Passivity is not a realistic option for the U.S., Bush said, because the pursuit of freedom demands sustained engagement.

"Our goal should be to help reformers turn the end of tyranny into durable, accountable civic structures," he said. "This work will require patience, creativity, and active American leadership."

The country’s policy choices must also remain consistent, he noted.

"Change comes at different paces in different places. Liberty often arrives not in leaps, but in steps.
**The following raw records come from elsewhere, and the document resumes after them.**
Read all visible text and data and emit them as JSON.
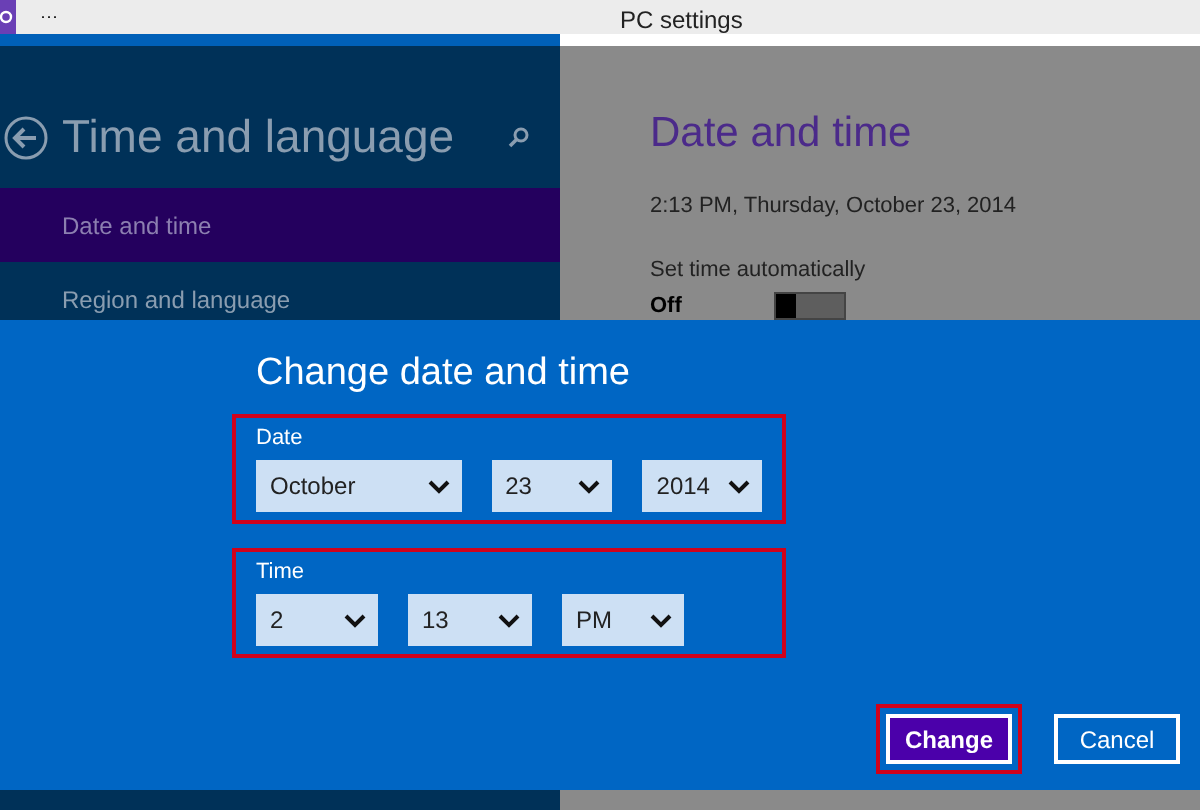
{
  "window": {
    "title": "PC settings",
    "menu_glyph": "···"
  },
  "sidebar": {
    "title": "Time and language",
    "items": [
      {
        "label": "Date and time",
        "selected": true
      },
      {
        "label": "Region and language",
        "selected": false
      }
    ]
  },
  "content": {
    "heading": "Date and time",
    "current": "2:13 PM, Thursday, October 23, 2014",
    "auto_label": "Set time automatically",
    "auto_state": "Off",
    "auto_on": false
  },
  "dialog": {
    "title": "Change date and time",
    "groups": [
      {
        "label": "Date",
        "highlighted": true,
        "fields": [
          {
            "value": "October"
          },
          {
            "value": "23"
          },
          {
            "value": "2014"
          }
        ]
      },
      {
        "label": "Time",
        "highlighted": true,
        "fields": [
          {
            "value": "2"
          },
          {
            "value": "13"
          },
          {
            "value": "PM"
          }
        ]
      }
    ],
    "buttons": [
      {
        "label": "Change",
        "kind": "primary",
        "highlighted": true
      },
      {
        "label": "Cancel",
        "kind": "secondary",
        "highlighted": false
      }
    ]
  }
}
Yet flexibility does not mean ambiguity," Bush said, in what some interpreted as a veiled reference to Obama’s much-criticized "hot mic" moment with former Russian President Dmitri Medvedev. "The same principles must apply to all countries."

Bush, who was in D.C. to debut a collection of interviews with international advocates of freedom for a project sponsored by the George W. Bush Institute, made a lighthearted reference to his own pursuit of freedom.

"I actually found my freedom by leaving Washington," he joked. "But it is good, on occasion, to be back and to see old friends."

Former Bush administration official Elliott Abrams, who attended the speech, noted that he was reminded of "how far support for what Bush used to call the ‘Freedom Agenda’ had slipped in today’s Washington."

"Bush’s own speech recalled the themes of his Second Inaugural Address but updated it for the ‘Arab Spring,’" Abrams wrote in the Weekly Standard following the address. "His visit was a reminder that ‘active American leadership’ of this cause is critical, and of how much it is missed."

Attendees of the event were also treated to a question-and-answer session with the former Burmese political prisoner Aung San Suu Kyi, who spent the better part of two decades under house arrest for her efforts to reform the oppressive Burmese political establishment.

Suu Kyi explained that while progress is being made toward a new, more democratic Burmese government, there is still a ways to go.

"There’s still 271 prisoners on that list [of reformers] who’ve not yet been released" by the government, Suu Kyi said in response to a question from Washington Post columnist Michael Gerson. "We’d like to know why there are 271 who have not been released. …There should be no political prisoners in Burma if we really are heading to" democracy and political reform, she said.

Asked how the world can help besieged Syrian freedom fighters end the rule of President Bashar al-Assad, Suu Kyi responded, "If there were an easy answer to this question, I think Syria would be at peace now."

She added, "At this moment, I’d like to say to the people of Syria, ‘We are with you in your desire for freedom and your struggle for freedom.’ "

Suu Kyi also advocated in favor of the U.S. suspending its economic sanctions on Burma.

"This is a possible first step," she said. "That is a way of sending a strong message that we will try to help the process of democratization, but if it is not maintained, we’ll have to think of other ways" to spur further democratic reform.

"I am not against the suspension of sanctions," so long as U.S. leaders agree. "I do caution, though, I sometimes think people are too optimistic about the scene in Burma. We can never look upon it as irreversible."